Side two features what is the germ of the well-known Pink Floyd track, “Breathe” from “Dark Side Of The Moon” although here it’s entirely acoustic and with different lyrics of an ecological nature. The line “Mushrooming home in a crowd/I am alone” appears in the song used in the film to illustrate a rainy commuter rush in slow motion (an image that would re-emerge in Pink Floyd’s promotional clip for “Brain Damage”/“Eclipse” three years later) as Waters laments the “insane, inhumane games we play/Day by day.”

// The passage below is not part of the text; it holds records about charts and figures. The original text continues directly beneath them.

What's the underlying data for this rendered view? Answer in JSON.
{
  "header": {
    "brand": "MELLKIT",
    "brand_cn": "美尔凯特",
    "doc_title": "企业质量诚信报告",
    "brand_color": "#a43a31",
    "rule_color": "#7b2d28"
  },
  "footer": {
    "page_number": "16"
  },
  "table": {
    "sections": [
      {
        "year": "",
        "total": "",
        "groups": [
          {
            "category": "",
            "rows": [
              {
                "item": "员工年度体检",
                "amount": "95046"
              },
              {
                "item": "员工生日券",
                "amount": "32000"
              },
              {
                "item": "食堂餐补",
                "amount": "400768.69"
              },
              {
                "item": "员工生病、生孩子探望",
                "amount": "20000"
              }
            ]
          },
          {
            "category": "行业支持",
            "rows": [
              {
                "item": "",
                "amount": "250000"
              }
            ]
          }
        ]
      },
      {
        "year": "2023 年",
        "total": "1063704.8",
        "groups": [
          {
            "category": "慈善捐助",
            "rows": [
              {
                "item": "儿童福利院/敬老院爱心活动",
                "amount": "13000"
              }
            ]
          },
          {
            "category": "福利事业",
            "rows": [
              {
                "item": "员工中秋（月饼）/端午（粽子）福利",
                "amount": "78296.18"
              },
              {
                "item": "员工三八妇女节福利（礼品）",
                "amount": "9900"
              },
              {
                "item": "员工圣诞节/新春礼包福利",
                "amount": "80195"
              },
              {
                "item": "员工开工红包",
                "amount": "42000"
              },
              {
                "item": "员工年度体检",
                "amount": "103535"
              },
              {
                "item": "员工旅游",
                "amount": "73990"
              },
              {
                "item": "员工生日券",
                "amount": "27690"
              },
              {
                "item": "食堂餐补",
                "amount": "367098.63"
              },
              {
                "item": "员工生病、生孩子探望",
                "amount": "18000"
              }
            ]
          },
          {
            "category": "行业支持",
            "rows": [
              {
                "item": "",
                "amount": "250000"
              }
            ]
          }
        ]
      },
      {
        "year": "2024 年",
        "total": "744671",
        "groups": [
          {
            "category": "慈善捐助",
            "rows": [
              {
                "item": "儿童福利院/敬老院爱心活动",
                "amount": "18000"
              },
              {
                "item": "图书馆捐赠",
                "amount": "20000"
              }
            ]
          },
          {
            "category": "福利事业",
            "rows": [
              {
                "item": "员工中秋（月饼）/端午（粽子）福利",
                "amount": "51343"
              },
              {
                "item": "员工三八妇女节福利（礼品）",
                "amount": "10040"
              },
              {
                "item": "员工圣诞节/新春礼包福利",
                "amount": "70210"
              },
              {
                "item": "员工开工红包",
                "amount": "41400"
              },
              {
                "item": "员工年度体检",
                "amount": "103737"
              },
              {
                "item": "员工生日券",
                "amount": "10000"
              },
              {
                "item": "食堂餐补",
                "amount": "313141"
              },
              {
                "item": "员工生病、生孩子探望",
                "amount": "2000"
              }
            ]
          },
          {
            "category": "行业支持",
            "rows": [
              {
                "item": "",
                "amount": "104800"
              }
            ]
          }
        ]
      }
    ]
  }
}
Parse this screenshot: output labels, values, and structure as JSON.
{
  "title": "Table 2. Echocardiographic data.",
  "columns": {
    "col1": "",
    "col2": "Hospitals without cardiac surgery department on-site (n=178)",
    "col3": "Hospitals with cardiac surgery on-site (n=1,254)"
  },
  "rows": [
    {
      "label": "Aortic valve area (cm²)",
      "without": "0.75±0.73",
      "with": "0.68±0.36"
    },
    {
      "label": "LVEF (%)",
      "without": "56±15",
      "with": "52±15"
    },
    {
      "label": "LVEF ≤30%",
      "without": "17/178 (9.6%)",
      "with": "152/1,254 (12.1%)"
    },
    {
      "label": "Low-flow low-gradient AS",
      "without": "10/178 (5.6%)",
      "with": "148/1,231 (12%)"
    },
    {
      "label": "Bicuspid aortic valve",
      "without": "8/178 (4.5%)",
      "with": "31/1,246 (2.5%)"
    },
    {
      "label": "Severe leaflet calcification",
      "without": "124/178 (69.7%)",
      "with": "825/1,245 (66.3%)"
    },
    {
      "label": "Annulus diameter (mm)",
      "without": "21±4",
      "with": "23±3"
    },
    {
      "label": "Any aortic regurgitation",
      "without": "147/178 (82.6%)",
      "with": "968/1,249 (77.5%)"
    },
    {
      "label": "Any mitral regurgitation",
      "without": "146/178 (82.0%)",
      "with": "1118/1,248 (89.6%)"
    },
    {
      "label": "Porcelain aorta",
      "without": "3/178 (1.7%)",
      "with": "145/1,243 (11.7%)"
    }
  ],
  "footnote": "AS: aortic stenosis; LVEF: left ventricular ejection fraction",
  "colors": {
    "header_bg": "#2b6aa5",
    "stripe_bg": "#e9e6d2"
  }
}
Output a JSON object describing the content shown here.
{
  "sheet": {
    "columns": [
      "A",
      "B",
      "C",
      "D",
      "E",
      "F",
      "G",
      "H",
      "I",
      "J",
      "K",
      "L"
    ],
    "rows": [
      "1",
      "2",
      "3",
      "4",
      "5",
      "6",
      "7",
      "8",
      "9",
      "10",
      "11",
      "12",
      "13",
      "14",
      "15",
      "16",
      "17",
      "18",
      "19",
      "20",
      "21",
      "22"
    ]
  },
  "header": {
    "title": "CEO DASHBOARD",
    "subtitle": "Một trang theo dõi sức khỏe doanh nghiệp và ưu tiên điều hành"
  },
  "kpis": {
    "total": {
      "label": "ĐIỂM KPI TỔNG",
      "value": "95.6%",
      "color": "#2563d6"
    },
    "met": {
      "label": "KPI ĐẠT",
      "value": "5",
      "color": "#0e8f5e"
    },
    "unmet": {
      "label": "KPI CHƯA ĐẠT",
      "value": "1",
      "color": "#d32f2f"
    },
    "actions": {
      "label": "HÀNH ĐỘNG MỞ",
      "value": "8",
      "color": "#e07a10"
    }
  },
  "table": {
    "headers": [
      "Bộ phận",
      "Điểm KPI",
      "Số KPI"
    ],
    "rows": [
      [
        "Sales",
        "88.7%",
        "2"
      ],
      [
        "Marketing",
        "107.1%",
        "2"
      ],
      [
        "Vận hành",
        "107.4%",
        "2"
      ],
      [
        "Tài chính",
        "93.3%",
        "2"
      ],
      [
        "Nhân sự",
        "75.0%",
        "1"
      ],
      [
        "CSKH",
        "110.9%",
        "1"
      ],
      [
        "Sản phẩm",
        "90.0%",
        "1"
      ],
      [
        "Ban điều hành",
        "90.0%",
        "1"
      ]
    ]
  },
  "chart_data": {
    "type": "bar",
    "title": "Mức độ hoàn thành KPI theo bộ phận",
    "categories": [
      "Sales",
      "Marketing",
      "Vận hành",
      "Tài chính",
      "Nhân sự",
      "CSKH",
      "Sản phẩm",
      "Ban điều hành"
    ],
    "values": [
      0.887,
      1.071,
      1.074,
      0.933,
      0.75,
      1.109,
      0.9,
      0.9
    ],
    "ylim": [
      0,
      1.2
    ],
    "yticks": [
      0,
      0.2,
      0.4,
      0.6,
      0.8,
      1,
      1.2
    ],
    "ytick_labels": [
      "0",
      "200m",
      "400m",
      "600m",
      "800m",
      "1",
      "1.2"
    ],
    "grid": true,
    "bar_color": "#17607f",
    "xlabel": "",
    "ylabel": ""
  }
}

In keeping with the rest of the album, the next six tracks are all crossfaded together so it’s difficult to really know exactly when “Mrs. Throat Goes Walking” begins; but if that passage of comfy, echoed guitar effortlessness is “Bed-Time-Dream-Clime” it’s the most deeply chilled moment of the album. “Sea Shell And Soft Stone” reprise Waters’ first acoustic piece, here scored by Geesin with strings as a bittersweet and optimistic instrumental. Backed by Pink Floyd and unknown session singers, “Give Birth To A Smile” ends the album with an even far more triumphant a feeling of optimism: which along with the startling processional of weirdness, is what this bizarre collection of antiques and curios captures so well. 

Note:
In the film “The Body” a different version is used for a scene comprised of one very slow pan across a line of people arranged by age assembled in a large studio: from the tiniest of crying infants to the most aged of souls. It’s a perspective-thrusting scene in a documentary filled with thought- and emotionally-provoking images, such as the scene which features a large dark room filled with the amount of food consumed by one human being in a lifetime, Vanessa Redgrave’s voice-over during a scene shot in a home of very mentally retarded children (“They’re here…but they’re far away…”) or cross-cutting a car production line with a footage of a live birth. It does have its moment of levity, however: such as showing a table set with the exact amount of chemical compounds that comprises one single human being. Or an unwitting toddler crawling over a Perspex surface in the dark shot from below, and you can see are his hands and kneecaps — until he decides to let loose with an ever-widening puddle of urine then decides to quickly splash about in it. Life is great, when you look at it.